Sinar matahari menembus awan dan bersinar di antara mereka. Sinar matahari keemasan sangat murni karena kegilaan dan keburukan Zhi Jinqin terlihat jelas seperti siang hari di bawah sinar matahari.
Dia melihat bayangannya sendiri dari mata tenang kakaknya.
Dia menggantungkan jarinya dengan lembut di depan dahi Yuria. Ujung jarinya berangsur-angsur menjadi tipis saat mulai berputar. Kemudian mirip dengan bunga yang sedang mekar, ia terbuka dan menampakkan mulut kecil dengan sejumlah besar gigi tipis berwarna abu-abu kecoklatan.
“Saudaraku, kamu selalu begitu tidak patuh.” Zhi Jinqin memberikan senyum lembut di wajahnya sekali lagi saat ujung jarinya menusuk ke dahi Yuria.
Ledakan!!
Cahaya yang menyilaukan menyilaukan.
************************
“Itu adalah … cahaya dari ledakan! Kenapa begitu kuat! ??” Hering No. 1, yang berada di perahu berbatu, mengangkat kepalanya saat dia melihat cahaya perak yang meledak di langit.

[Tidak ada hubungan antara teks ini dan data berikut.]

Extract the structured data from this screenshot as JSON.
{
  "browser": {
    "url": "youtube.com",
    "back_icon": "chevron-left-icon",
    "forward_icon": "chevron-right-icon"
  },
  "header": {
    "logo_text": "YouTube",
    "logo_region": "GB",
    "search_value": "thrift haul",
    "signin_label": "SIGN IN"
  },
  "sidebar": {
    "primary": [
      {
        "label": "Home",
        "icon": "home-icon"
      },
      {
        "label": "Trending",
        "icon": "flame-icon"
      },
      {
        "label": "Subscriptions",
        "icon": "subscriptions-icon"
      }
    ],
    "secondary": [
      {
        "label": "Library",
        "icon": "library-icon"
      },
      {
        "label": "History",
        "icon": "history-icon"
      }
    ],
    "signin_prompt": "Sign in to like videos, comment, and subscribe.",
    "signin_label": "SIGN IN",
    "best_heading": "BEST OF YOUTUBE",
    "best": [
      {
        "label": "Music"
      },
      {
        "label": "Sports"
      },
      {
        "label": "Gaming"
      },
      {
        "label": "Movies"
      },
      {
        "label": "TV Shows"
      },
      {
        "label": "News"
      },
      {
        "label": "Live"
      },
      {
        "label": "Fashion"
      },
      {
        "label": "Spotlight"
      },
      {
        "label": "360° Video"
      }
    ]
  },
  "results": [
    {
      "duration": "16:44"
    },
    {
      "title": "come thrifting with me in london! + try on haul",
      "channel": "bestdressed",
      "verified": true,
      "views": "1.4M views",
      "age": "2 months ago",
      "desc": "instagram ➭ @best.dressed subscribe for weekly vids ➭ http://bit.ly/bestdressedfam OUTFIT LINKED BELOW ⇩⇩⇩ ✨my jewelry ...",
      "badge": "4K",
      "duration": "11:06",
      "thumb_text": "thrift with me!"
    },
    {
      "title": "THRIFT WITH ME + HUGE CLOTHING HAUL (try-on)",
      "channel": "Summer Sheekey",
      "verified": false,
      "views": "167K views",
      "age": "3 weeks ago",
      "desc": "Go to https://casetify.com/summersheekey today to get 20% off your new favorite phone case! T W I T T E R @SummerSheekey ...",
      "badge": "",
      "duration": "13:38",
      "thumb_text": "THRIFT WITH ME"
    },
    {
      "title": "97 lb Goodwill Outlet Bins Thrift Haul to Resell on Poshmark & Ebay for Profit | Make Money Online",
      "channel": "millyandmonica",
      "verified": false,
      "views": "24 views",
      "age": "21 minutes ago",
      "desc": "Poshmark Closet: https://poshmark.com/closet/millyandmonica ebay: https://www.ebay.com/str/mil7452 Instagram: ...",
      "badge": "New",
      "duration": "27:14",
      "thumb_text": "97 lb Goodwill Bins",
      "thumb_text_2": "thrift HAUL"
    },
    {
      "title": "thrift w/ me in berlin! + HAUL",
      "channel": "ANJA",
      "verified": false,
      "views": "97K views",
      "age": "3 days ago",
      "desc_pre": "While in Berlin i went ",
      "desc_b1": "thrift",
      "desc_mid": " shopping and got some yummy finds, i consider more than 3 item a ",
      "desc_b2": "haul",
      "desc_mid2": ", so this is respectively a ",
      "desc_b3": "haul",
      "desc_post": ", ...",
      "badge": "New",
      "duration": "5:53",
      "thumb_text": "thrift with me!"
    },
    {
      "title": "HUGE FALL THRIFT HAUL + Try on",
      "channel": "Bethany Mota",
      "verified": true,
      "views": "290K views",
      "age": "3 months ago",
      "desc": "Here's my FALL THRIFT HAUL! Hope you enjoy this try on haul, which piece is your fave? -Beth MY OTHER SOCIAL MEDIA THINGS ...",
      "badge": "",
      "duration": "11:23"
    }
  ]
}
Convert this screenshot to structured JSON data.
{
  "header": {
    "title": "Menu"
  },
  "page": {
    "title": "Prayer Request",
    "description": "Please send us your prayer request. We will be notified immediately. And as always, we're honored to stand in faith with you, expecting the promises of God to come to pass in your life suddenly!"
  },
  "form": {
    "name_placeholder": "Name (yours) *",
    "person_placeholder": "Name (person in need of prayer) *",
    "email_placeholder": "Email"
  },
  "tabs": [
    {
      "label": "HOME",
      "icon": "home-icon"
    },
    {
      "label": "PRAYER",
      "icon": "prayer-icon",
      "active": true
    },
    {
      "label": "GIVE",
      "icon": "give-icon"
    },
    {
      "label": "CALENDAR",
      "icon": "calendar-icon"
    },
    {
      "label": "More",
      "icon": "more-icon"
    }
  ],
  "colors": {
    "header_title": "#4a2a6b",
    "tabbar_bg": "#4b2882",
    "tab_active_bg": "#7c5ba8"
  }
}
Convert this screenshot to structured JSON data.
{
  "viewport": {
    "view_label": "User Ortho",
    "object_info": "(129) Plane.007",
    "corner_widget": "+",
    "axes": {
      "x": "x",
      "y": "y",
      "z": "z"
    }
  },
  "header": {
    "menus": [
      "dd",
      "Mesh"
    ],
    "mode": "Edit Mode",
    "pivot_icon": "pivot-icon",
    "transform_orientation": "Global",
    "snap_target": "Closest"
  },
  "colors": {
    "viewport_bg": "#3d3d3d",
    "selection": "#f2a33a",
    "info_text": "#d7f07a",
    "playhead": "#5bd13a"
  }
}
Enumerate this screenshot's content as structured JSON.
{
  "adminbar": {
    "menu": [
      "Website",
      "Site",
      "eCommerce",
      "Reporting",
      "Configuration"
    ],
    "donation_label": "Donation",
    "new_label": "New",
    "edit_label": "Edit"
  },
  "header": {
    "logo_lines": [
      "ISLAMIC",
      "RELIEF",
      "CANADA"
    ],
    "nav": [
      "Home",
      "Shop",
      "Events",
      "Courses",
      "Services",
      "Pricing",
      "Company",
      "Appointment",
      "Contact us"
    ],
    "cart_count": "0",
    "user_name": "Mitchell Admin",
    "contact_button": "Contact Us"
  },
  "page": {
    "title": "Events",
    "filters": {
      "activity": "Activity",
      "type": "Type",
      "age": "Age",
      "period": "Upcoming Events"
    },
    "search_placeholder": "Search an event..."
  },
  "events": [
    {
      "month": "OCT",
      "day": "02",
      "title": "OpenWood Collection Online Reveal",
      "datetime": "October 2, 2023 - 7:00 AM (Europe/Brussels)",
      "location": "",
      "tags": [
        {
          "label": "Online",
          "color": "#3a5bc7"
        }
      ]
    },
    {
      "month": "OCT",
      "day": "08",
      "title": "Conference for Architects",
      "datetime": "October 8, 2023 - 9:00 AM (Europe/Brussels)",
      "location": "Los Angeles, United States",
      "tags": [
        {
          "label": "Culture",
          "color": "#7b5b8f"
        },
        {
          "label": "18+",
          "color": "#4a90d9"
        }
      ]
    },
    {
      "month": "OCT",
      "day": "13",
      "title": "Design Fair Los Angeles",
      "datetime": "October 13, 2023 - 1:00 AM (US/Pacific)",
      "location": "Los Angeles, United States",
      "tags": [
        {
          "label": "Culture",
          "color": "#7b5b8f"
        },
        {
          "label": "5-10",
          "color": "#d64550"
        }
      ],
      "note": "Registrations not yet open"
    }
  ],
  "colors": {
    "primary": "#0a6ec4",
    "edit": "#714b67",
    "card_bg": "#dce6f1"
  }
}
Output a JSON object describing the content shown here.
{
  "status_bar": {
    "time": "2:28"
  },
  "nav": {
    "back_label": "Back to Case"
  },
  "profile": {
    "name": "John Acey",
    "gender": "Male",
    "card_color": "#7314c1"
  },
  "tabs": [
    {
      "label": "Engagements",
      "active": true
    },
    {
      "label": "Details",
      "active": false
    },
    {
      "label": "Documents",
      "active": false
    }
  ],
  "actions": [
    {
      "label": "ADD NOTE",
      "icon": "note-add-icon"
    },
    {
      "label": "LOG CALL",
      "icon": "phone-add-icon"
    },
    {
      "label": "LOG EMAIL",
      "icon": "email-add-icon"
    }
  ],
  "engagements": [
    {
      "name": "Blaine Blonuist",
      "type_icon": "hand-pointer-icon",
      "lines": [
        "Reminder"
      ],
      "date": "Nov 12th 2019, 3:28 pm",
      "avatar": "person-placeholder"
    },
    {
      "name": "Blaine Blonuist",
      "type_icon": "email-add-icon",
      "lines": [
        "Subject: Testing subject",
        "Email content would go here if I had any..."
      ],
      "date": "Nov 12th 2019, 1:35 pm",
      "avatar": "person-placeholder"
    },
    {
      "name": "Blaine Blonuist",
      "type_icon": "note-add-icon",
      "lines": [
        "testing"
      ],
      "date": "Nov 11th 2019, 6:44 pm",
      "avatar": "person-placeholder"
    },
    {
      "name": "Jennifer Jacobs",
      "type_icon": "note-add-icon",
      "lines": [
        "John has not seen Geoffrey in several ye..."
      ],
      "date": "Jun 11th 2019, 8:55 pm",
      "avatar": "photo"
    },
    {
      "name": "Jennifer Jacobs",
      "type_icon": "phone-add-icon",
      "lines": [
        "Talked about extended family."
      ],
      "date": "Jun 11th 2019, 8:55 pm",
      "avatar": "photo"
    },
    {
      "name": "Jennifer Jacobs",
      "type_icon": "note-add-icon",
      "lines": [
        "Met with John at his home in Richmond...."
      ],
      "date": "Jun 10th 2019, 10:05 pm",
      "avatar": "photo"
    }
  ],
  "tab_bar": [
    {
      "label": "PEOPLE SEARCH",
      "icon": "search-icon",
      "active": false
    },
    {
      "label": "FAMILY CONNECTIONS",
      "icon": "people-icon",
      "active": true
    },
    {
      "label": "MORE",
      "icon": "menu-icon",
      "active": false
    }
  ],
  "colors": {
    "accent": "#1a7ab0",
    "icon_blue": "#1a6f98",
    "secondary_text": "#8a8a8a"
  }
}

“Tidak … Itu bukan cahaya …” Pangeran Bangsa Merah terbaring tepat di sampingnya karena mereka berdua secara ajaib selamat. Namun, mereka sama sekali tidak bisa bergerak dan hanya bisa menggerakkan mata mereka.
“Itu pedang …!”
“Pedang?”
Memotong!!
Pada saat itu, bayangan perak dari pedang yang terbentang beberapa kilometer jatuh ke tanah dari langit.
Itu mendarat diam-diam di Pulau Kepiting Putih.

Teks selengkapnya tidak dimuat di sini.